The meeting organised by 2SCALE brought together participants to dialogue on how to scale up the production of sorghum seed to attract more farmers to go into its cultivation.

He stated that the brewery companies needed more than 45,000 tonnes of sorghum annually and that it was important to support local sorghum production especially the production of the right variety and quantities of sorghum for the brewery industry.

“We need to encourage the brewery companies to do internal sourcing of sorghum and not consider the importation of sorghum to supplement their requirements,” Mr Zakaria stated.

Availability of seeds

He said that one of the key challenges to sorghum production was the unavailability of seeds, saying “the Savanna Agricultural Research Institute (SARI) mandated to produce foundation seed had completed its work by producing two tonnes of the seed”.

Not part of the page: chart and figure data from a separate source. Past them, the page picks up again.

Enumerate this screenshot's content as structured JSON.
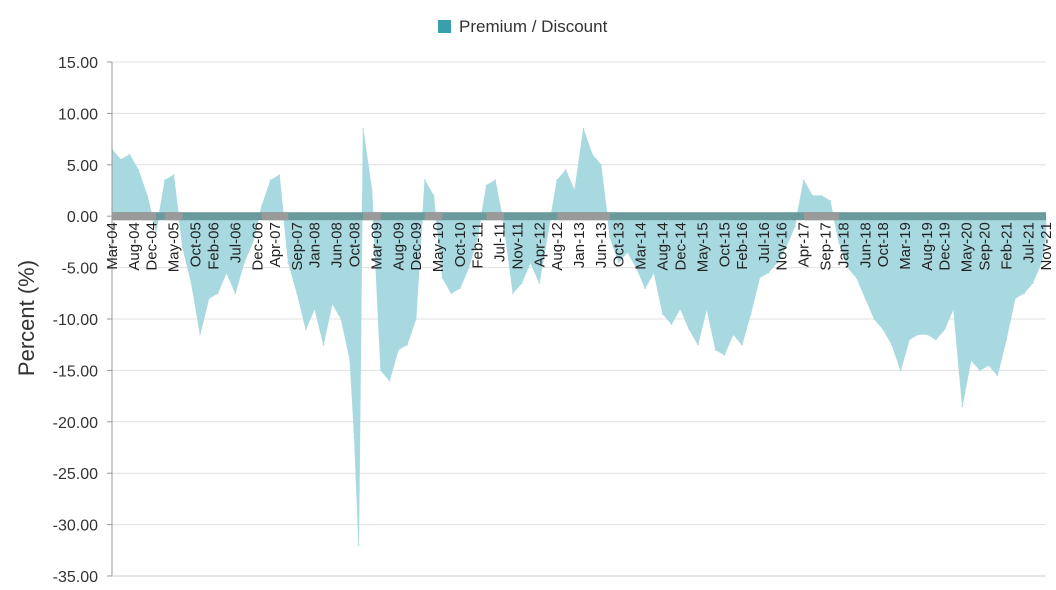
{
  "chart_data": {
    "type": "area",
    "title": "",
    "ylabel": "Percent (%)",
    "xlabel": "",
    "ylim": [
      -35,
      15
    ],
    "yticks": [
      15,
      10,
      5,
      0,
      -5,
      -10,
      -15,
      -20,
      -25,
      -30,
      -35
    ],
    "ytick_labels": [
      "15.00",
      "10.00",
      "5.00",
      "0.00",
      "-5.00",
      "-10.00",
      "-15.00",
      "-20.00",
      "-25.00",
      "-30.00",
      "-35.00"
    ],
    "x_start": "Mar-04",
    "x_end": "Nov-21",
    "xtick_labels": [
      "Mar-04",
      "Aug-04",
      "Dec-04",
      "May-05",
      "Oct-05",
      "Feb-06",
      "Jul-06",
      "Dec-06",
      "Apr-07",
      "Sep-07",
      "Jan-08",
      "Jun-08",
      "Oct-08",
      "Mar-09",
      "Aug-09",
      "Dec-09",
      "May-10",
      "Oct-10",
      "Feb-11",
      "Jul-11",
      "Nov-11",
      "Apr-12",
      "Aug-12",
      "Jan-13",
      "Jun-13",
      "Oct-13",
      "Mar-14",
      "Aug-14",
      "Dec-14",
      "May-15",
      "Oct-15",
      "Feb-16",
      "Jul-16",
      "Nov-16",
      "Apr-17",
      "Sep-17",
      "Jan-18",
      "Jun-18",
      "Oct-18",
      "Mar-19",
      "Aug-19",
      "Dec-19",
      "May-20",
      "Sep-20",
      "Feb-21",
      "Jul-21",
      "Nov-21"
    ],
    "legend": {
      "position": "top-center",
      "entries": [
        "Premium / Discount"
      ]
    },
    "grid": true,
    "colors": {
      "legend_swatch": "#3a9fad",
      "area_fill": "#a8d9e0",
      "zero_band": "#6a9a9c",
      "zero_band_alt": "#9a9a9a",
      "grid": "#e0e0e0"
    },
    "series": [
      {
        "name": "Premium / Discount",
        "x": [
          "Mar-04",
          "May-04",
          "Jul-04",
          "Sep-04",
          "Nov-04",
          "Jan-05",
          "Mar-05",
          "May-05",
          "Jul-05",
          "Sep-05",
          "Nov-05",
          "Jan-06",
          "Mar-06",
          "May-06",
          "Jul-06",
          "Sep-06",
          "Nov-06",
          "Jan-07",
          "Mar-07",
          "May-07",
          "Jul-07",
          "Sep-07",
          "Nov-07",
          "Jan-08",
          "Mar-08",
          "May-08",
          "Jul-08",
          "Sep-08",
          "Oct-08",
          "Nov-08",
          "Dec-08",
          "Feb-09",
          "Apr-09",
          "Jun-09",
          "Aug-09",
          "Oct-09",
          "Dec-09",
          "Feb-10",
          "Apr-10",
          "Jun-10",
          "Aug-10",
          "Oct-10",
          "Dec-10",
          "Feb-11",
          "Apr-11",
          "Jun-11",
          "Aug-11",
          "Oct-11",
          "Dec-11",
          "Feb-12",
          "Apr-12",
          "Jun-12",
          "Aug-12",
          "Oct-12",
          "Dec-12",
          "Feb-13",
          "Apr-13",
          "Jun-13",
          "Aug-13",
          "Oct-13",
          "Dec-13",
          "Feb-14",
          "Apr-14",
          "Jun-14",
          "Aug-14",
          "Oct-14",
          "Dec-14",
          "Feb-15",
          "Apr-15",
          "Jun-15",
          "Aug-15",
          "Oct-15",
          "Dec-15",
          "Feb-16",
          "Apr-16",
          "Jun-16",
          "Aug-16",
          "Oct-16",
          "Dec-16",
          "Feb-17",
          "Apr-17",
          "Jun-17",
          "Aug-17",
          "Oct-17",
          "Dec-17",
          "Feb-18",
          "Apr-18",
          "Jun-18",
          "Aug-18",
          "Oct-18",
          "Dec-18",
          "Feb-19",
          "Apr-19",
          "Jun-19",
          "Aug-19",
          "Oct-19",
          "Dec-19",
          "Feb-20",
          "Apr-20",
          "Jun-20",
          "Aug-20",
          "Oct-20",
          "Dec-20",
          "Feb-21",
          "Apr-21",
          "Jun-21",
          "Aug-21",
          "Oct-21",
          "Nov-21"
        ],
        "values": [
          6.5,
          5.5,
          6.0,
          4.5,
          2.0,
          -1.5,
          3.5,
          4.0,
          -3.0,
          -6.5,
          -11.5,
          -8.0,
          -7.5,
          -5.5,
          -7.5,
          -4.5,
          -2.5,
          1.0,
          3.5,
          4.0,
          -4.5,
          -7.5,
          -11.0,
          -9.0,
          -12.5,
          -8.5,
          -10.0,
          -14.0,
          -21.5,
          -32.0,
          8.5,
          2.5,
          -15.0,
          -16.0,
          -13.0,
          -12.5,
          -10.0,
          3.5,
          2.0,
          -6.0,
          -7.5,
          -7.0,
          -5.0,
          -2.0,
          3.0,
          3.5,
          -1.0,
          -7.5,
          -6.5,
          -4.5,
          -6.5,
          -1.5,
          3.5,
          4.5,
          2.5,
          8.5,
          6.0,
          5.0,
          -2.0,
          -4.5,
          -3.5,
          -5.0,
          -7.0,
          -5.5,
          -9.5,
          -10.5,
          -9.0,
          -11.0,
          -12.5,
          -9.0,
          -13.0,
          -13.5,
          -11.5,
          -12.5,
          -9.5,
          -6.0,
          -5.5,
          -4.5,
          -3.0,
          -1.0,
          3.5,
          2.0,
          2.0,
          1.5,
          -2.5,
          -5.0,
          -6.0,
          -8.0,
          -10.0,
          -11.0,
          -12.5,
          -15.0,
          -12.0,
          -11.5,
          -11.5,
          -12.0,
          -11.0,
          -9.0,
          -18.5,
          -14.0,
          -15.0,
          -14.5,
          -15.5,
          -12.0,
          -8.0,
          -7.5,
          -6.5,
          -4.5,
          -2.0
        ]
      }
    ]
  }
}
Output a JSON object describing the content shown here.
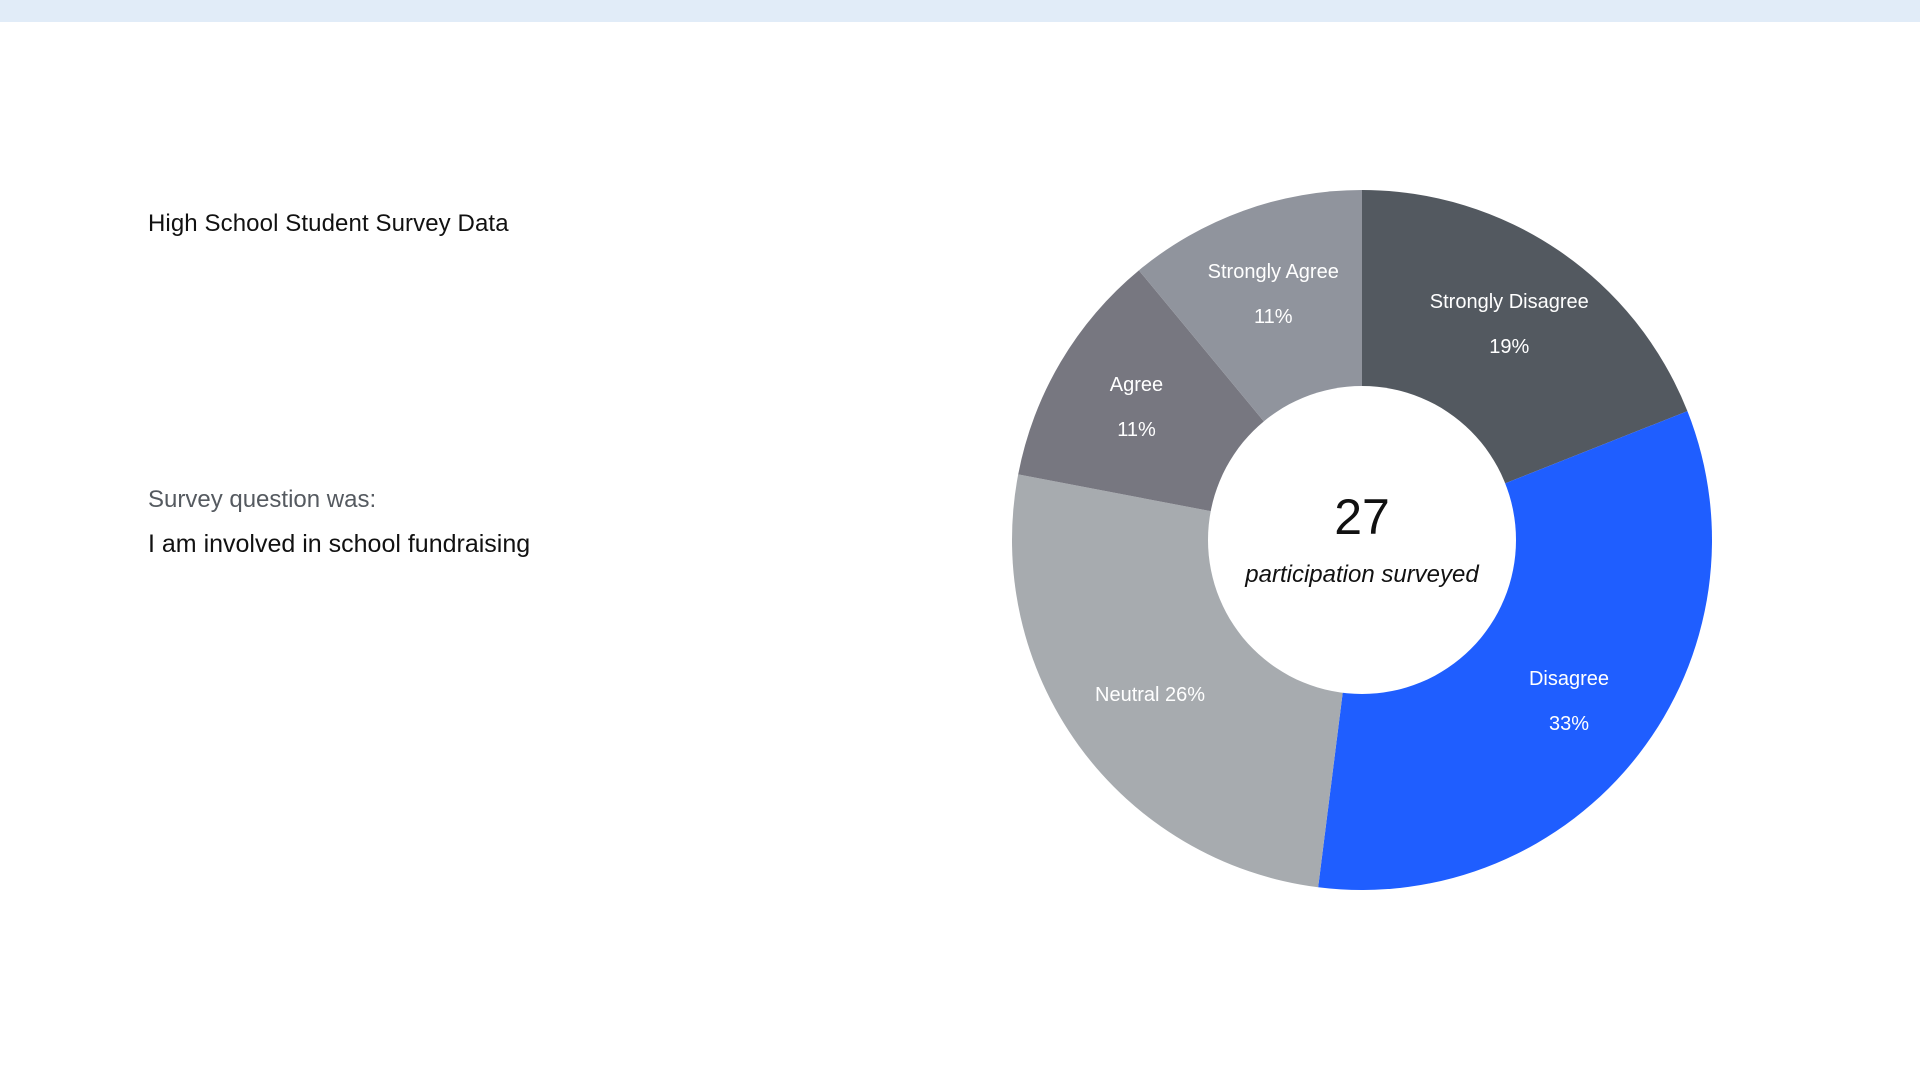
{
  "slide": {
    "title": "High School Student Survey Data",
    "question_label": "Survey question was:",
    "question_text": "I am involved in school fundraising"
  },
  "chart_data": {
    "type": "pie",
    "donut": true,
    "title": "",
    "center": {
      "value": "27",
      "label": "participation surveyed"
    },
    "categories": [
      "Strongly Disagree",
      "Disagree",
      "Neutral",
      "Agree",
      "Strongly Agree"
    ],
    "values": [
      19,
      33,
      26,
      11,
      11
    ],
    "value_labels": [
      "19%",
      "33%",
      "26%",
      "11%",
      "11%"
    ],
    "colors": [
      "#535960",
      "#1f5eff",
      "#a7abaf",
      "#777780",
      "#90949d"
    ],
    "slice_labels": [
      {
        "lines": [
          "Strongly Disagree",
          "19%"
        ]
      },
      {
        "lines": [
          "Disagree",
          "33%"
        ]
      },
      {
        "lines": [
          "Neutral 26%"
        ]
      },
      {
        "lines": [
          "Agree",
          "11%"
        ]
      },
      {
        "lines": [
          "Strongly Agree",
          "11%"
        ]
      }
    ],
    "legend": "none"
  }
}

He said his outfit was galvanising support from seed growers to pick the foundation seeds and multiply them into certified seeds, which would be made easily available for farmers to buy and plant to increase production.

Further, he hinted that plans were far advanced towards the introduction of hybrid seeds in the system, after it had been certified by a regulatory body for it to be made available to the farmers.

Seed production

The Director at SARI, Dr Francis Kusi, said the institute was working closely with other stakeholders to ensure that quality foundation seeds were readily available to farmers to go into cultivation.

He urged seed growing companies to visit SARI to pick the seeds and make them available to the farmers so that by June 2023, they could go into production and meet the huge demand for the crop.

“There is an assured market for the crop and therefore I urge farmers to go into its cultivation to generate additional income to better their lives,” he said adding “our major preoccupation is to develop a seed system for sorghum, where there will be the availability of foundation and certified seeds for the crop”.

For his part, a representative of the Peasant Farmers Association of Ghana (PFAG), Beni Joseph Walier, said having access to quality sorghum seeds was a major challenge and therefore urged stakeholders to fast track efforts towards making the seeds available to farmers to increase production.